Cette évolution est considérée comme un élément crucial de la stratégie de dissuasion du Japon. En se dotant d’armes à longue portée, le pays entend envoyer un message clair à ses adversaires potentiels : toute attaque entraînerait une riposte rapide. Le plan de modernisation concerne les huit destroyers des classes Kongō, Atago et Maya, qui sont déjà équipés de systèmes de lancement vertical américains Mk 41 compatibles avec les missiles Tomahawk.

Portée militaire renforcée

L’acquisition de missiles Tomahawk représente un renforcement substantiel de la portée militaire du Japon. Avec une portée de 1 600 kilomètres, ces missiles seront les armes à plus longue portée de l’arsenal du pays, faisant considérablement progresser son programme de dissuasion à longue portée. Cette initiative vise clairement à répondre aux menaces régionales pour la sécurité posées par la Russie, la Chine et la Corée du Nord.

Auparavant, bien qu’ils disposaient de lanceurs compatibles, les destroyers japonais étaient incapables de tirer des Tomahawk en raison de contraintes techniques non précisées. Ces problèmes ont désormais été résolus grâce à des mises à niveau effectuées aux États-Unis. En janvier 2024, le Japon a commandé 400 missiles Tomahawk et 14 systèmes de lancement pour un montant de 1,7 milliard de dollars, avec l’intention de les remplacer à terme par un équivalent développé localement, connu sous le nom de Type 12.

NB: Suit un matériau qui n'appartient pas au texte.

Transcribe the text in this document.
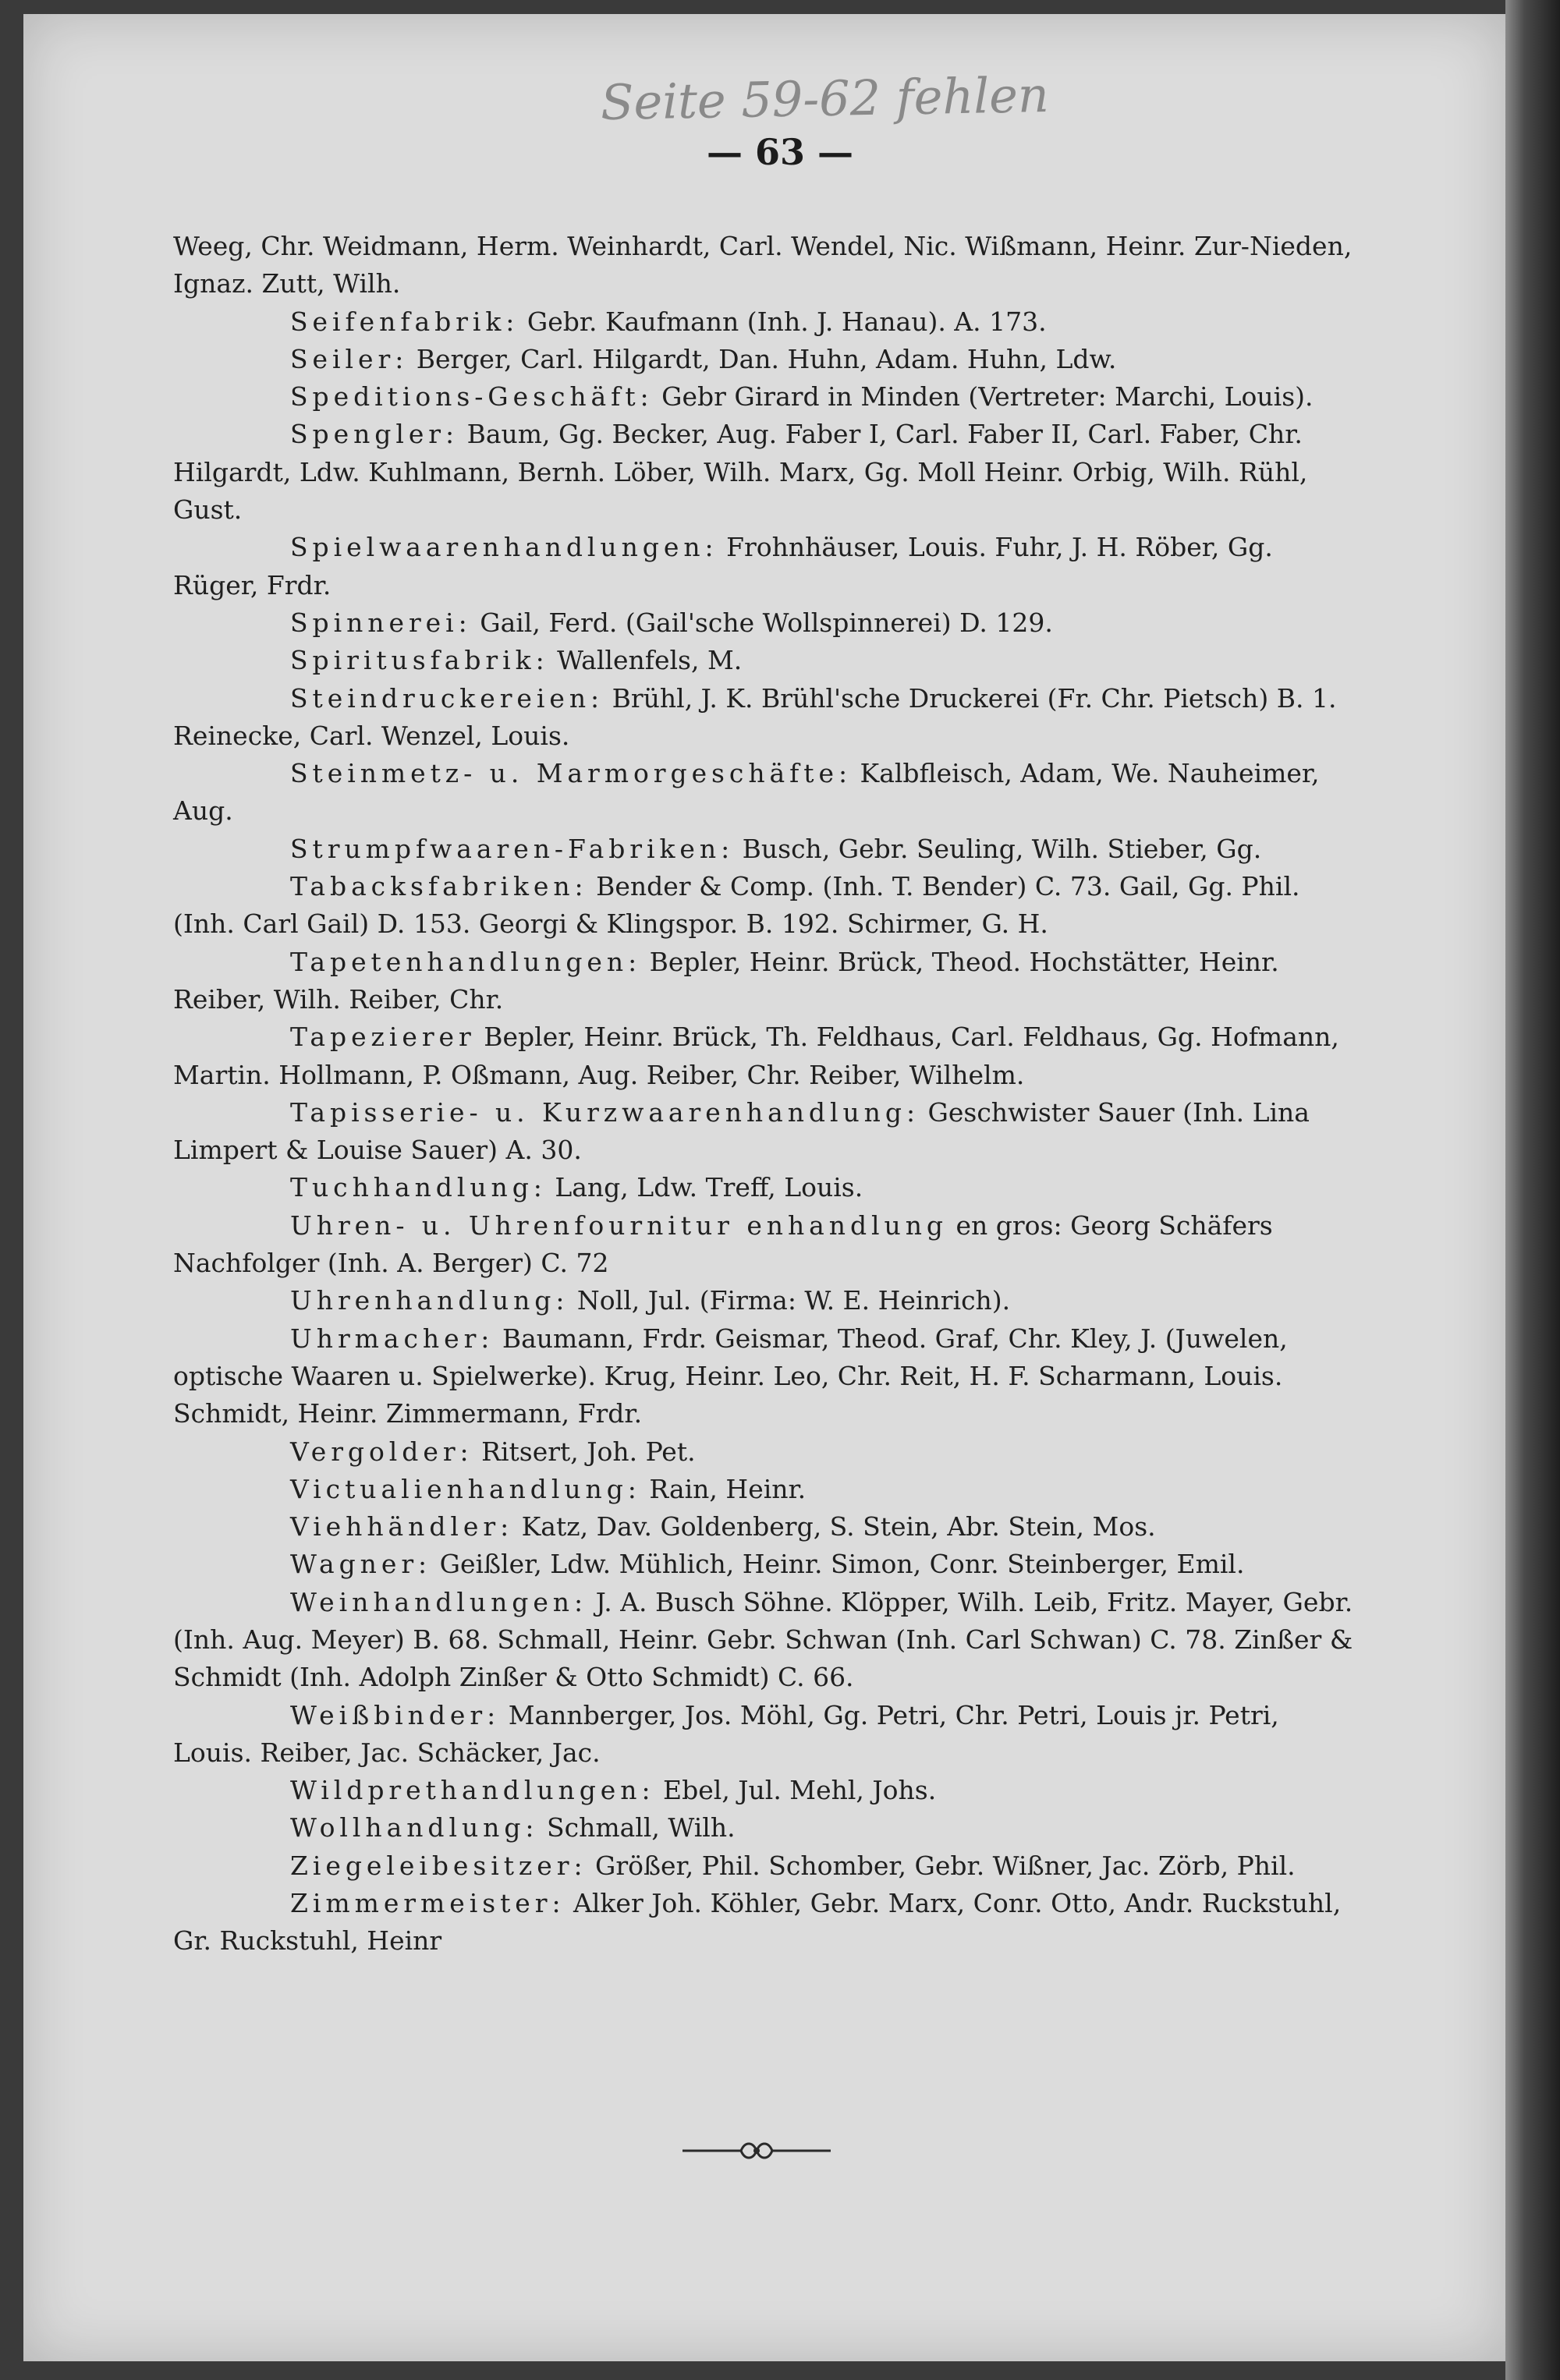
Seite 59-62 fehlen
— 63 —

Weeg, Chr. Weidmann, Herm. Weinhardt, Carl. Wendel, Nic. Wißmann, Heinr. Zur-Nieden, Ignaz. Zutt, Wilh.

Seifenfabrik: Gebr. Kaufmann (Inh. J. Hanau). A. 173.

Seiler: Berger, Carl. Hilgardt, Dan. Huhn, Adam. Huhn, Ldw.

Speditions-Geschäft: Gebr Girard in Minden (Vertreter: Marchi, Louis).

Spengler: Baum, Gg. Becker, Aug. Faber I, Carl. Faber II, Carl. Faber, Chr. Hilgardt, Ldw. Kuhlmann, Bernh. Löber, Wilh. Marx, Gg. Moll Heinr. Orbig, Wilh. Rühl, Gust.

Spielwaarenhandlungen: Frohnhäuser, Louis. Fuhr, J. H. Röber, Gg. Rüger, Frdr.

Spinnerei: Gail, Ferd. (Gail'sche Wollspinnerei) D. 129.

Spiritusfabrik: Wallenfels, M.

Steindruckereien: Brühl, J. K. Brühl'sche Druckerei (Fr. Chr. Pietsch) B. 1. Reinecke, Carl. Wenzel, Louis.

Steinmetz- u. Marmorgeschäfte: Kalbfleisch, Adam, We. Nauheimer, Aug.

Strumpfwaaren-Fabriken: Busch, Gebr. Seuling, Wilh. Stieber, Gg.

Tabacksfabriken: Bender & Comp. (Inh. T. Bender) C. 73. Gail, Gg. Phil. (Inh. Carl Gail) D. 153. Georgi & Klingspor. B. 192. Schirmer, G. H.

Tapetenhandlungen: Bepler, Heinr. Brück, Theod. Hochstätter, Heinr. Reiber, Wilh. Reiber, Chr.

Tapezierer Bepler, Heinr. Brück, Th. Feldhaus, Carl. Feldhaus, Gg. Hofmann, Martin. Hollmann, P. Oßmann, Aug. Reiber, Chr. Reiber, Wilhelm.

Tapisserie- u. Kurzwaarenhandlung: Geschwister Sauer (Inh. Lina Limpert & Louise Sauer) A. 30.

Tuchhandlung: Lang, Ldw. Treff, Louis.

Uhren- u. Uhrenfournitur enhandlung en gros: Georg Schäfers Nachfolger (Inh. A. Berger) C. 72

Uhrenhandlung: Noll, Jul. (Firma: W. E. Heinrich).

Uhrmacher: Baumann, Frdr. Geismar, Theod. Graf, Chr. Kley, J. (Juwelen, optische Waaren u. Spielwerke). Krug, Heinr. Leo, Chr. Reit, H. F. Scharmann, Louis. Schmidt, Heinr. Zimmermann, Frdr.

Vergolder: Ritsert, Joh. Pet.

Victualienhandlung: Rain, Heinr.

Viehhändler: Katz, Dav. Goldenberg, S. Stein, Abr. Stein, Mos.

Wagner: Geißler, Ldw. Mühlich, Heinr. Simon, Conr. Steinberger, Emil.

Weinhandlungen: J. A. Busch Söhne. Klöpper, Wilh. Leib, Fritz. Mayer, Gebr. (Inh. Aug. Meyer) B. 68. Schmall, Heinr. Gebr. Schwan (Inh. Carl Schwan) C. 78. Zinßer & Schmidt (Inh. Adolph Zinßer & Otto Schmidt) C. 66.

Weißbinder: Mannberger, Jos. Möhl, Gg. Petri, Chr. Petri, Louis jr. Petri, Louis. Reiber, Jac. Schäcker, Jac.

Wildprethandlungen: Ebel, Jul. Mehl, Johs.

Wollhandlung: Schmall, Wilh.

Ziegeleibesitzer: Größer, Phil. Schomber, Gebr. Wißner, Jac. Zörb, Phil.

Zimmermeister: Alker Joh. Köhler, Gebr. Marx, Conr. Otto, Andr. Ruckstuhl, Gr. Ruckstuhl, Heinr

Renforcer sa position dans une région instable

Malgré les craintes que l’utilisation intensive des Tomahawk lors des conflits récents puisse avoir un impact sur la commande du Japon, la production devrait augmenter de manière significative au cours des sept prochaines années. Cette évolution souligne l’engagement du Japon à renforcer sa posture de défense dans un environnement sécuritaire de plus en plus complexe.